Real-time 3D SLAM reaches millimetre-level accuracy

July 08, 2016 //By Julien Happich
French startup Pixmap is officially launching what it describes as a revolutionary 3D real-time robotics localization and mapping technology, Reality Capture.

The company's embedded solution is based on over 11 years of academic research undertaken at the I3S/CNRS (Centre National de Recherche Scientifique) laboratory by the company's CTO, Maxime Meilland together with Andrew Comport, Pixmap's Chief Scientific Officer, a researcher at INRIA Sophia Antipolis where he pioneered work on dense localisation and mapping algorithms.
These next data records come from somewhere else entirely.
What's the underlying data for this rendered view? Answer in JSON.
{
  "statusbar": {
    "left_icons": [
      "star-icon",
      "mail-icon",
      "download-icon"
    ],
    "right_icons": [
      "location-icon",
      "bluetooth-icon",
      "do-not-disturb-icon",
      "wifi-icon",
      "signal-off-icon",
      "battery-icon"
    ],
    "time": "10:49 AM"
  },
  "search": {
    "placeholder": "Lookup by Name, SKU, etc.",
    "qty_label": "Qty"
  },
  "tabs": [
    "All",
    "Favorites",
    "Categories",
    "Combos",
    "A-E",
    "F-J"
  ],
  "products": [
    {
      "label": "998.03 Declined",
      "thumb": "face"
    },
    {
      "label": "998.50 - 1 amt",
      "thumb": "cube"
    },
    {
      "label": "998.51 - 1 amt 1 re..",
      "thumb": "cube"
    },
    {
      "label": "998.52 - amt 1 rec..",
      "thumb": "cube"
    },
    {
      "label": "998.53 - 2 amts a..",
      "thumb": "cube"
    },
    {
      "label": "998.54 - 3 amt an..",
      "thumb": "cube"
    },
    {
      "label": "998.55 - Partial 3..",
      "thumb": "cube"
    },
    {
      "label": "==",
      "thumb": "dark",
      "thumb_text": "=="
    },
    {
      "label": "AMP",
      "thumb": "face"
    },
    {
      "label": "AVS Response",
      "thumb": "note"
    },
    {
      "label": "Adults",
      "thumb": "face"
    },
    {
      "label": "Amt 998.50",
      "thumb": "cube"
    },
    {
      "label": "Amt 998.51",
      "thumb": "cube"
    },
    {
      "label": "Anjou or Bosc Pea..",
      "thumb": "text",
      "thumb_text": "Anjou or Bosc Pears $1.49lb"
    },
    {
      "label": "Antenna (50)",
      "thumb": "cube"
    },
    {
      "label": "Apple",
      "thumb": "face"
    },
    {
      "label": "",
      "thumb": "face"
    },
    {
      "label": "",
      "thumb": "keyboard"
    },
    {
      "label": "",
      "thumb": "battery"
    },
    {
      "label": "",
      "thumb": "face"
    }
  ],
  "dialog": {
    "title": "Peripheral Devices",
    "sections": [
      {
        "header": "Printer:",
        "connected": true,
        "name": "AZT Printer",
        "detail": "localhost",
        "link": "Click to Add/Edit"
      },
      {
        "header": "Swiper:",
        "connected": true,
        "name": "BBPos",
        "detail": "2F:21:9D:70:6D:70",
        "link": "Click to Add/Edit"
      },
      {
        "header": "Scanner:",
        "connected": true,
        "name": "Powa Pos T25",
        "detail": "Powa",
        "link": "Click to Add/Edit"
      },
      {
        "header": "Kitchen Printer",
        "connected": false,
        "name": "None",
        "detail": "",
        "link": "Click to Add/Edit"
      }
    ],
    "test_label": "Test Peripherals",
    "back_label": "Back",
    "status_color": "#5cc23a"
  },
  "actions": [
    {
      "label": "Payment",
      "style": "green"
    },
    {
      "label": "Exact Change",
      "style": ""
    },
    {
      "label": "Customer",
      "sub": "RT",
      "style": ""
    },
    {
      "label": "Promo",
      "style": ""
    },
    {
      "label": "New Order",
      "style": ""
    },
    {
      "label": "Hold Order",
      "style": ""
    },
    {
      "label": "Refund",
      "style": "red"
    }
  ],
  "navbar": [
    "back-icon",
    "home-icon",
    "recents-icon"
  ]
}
Both founded the company early 2015 with robotics expert Benoit Morisset (the startup's CEO) shortly after their paper "On unifying key-frame and voxel-based dense visual SLAM at large scales" received the best scientific publication award at IROS 2013 (International Conference on Intelligent Robots and Systems).

The work detailed in that paper stemmed from French DGA's Fraudo project (FRanchissement AUtomatique D'Obstacles or automated obstruction clearance), requiring dense localisation and mapping techniques for robots to traverse uneven ground and surfaces autonomously.

Available under licensing agreements, the algorithms at play unify two approaches commonly used to define dense models, volumetric 3D modelling (using voxel grids) and image-based key-frame representations, into a compact low-memory bandwidth solution supporting refresh rates up to 2kHz.

Dense reconstruction of an entire floor obtained in real-time from a 100 meters trajectory containing 67 key-frames: (top) bird eye view, (bottom) side view of the reconstruction. Illustration taken from Pixmap's IROS 2013 paper.

Reality Capture enables robots and drones to robustly map their environment in 3D and in a photorealistic manner to know their position within the world with a millimetric accuracy. Because the 3D maps are metrically accurate and provide a photo-realistic rendering of the environment, they can be used not only by the robot for path optimization and collision avoidance, but also by remote operators willing to visually revisit sites mapped by a robot.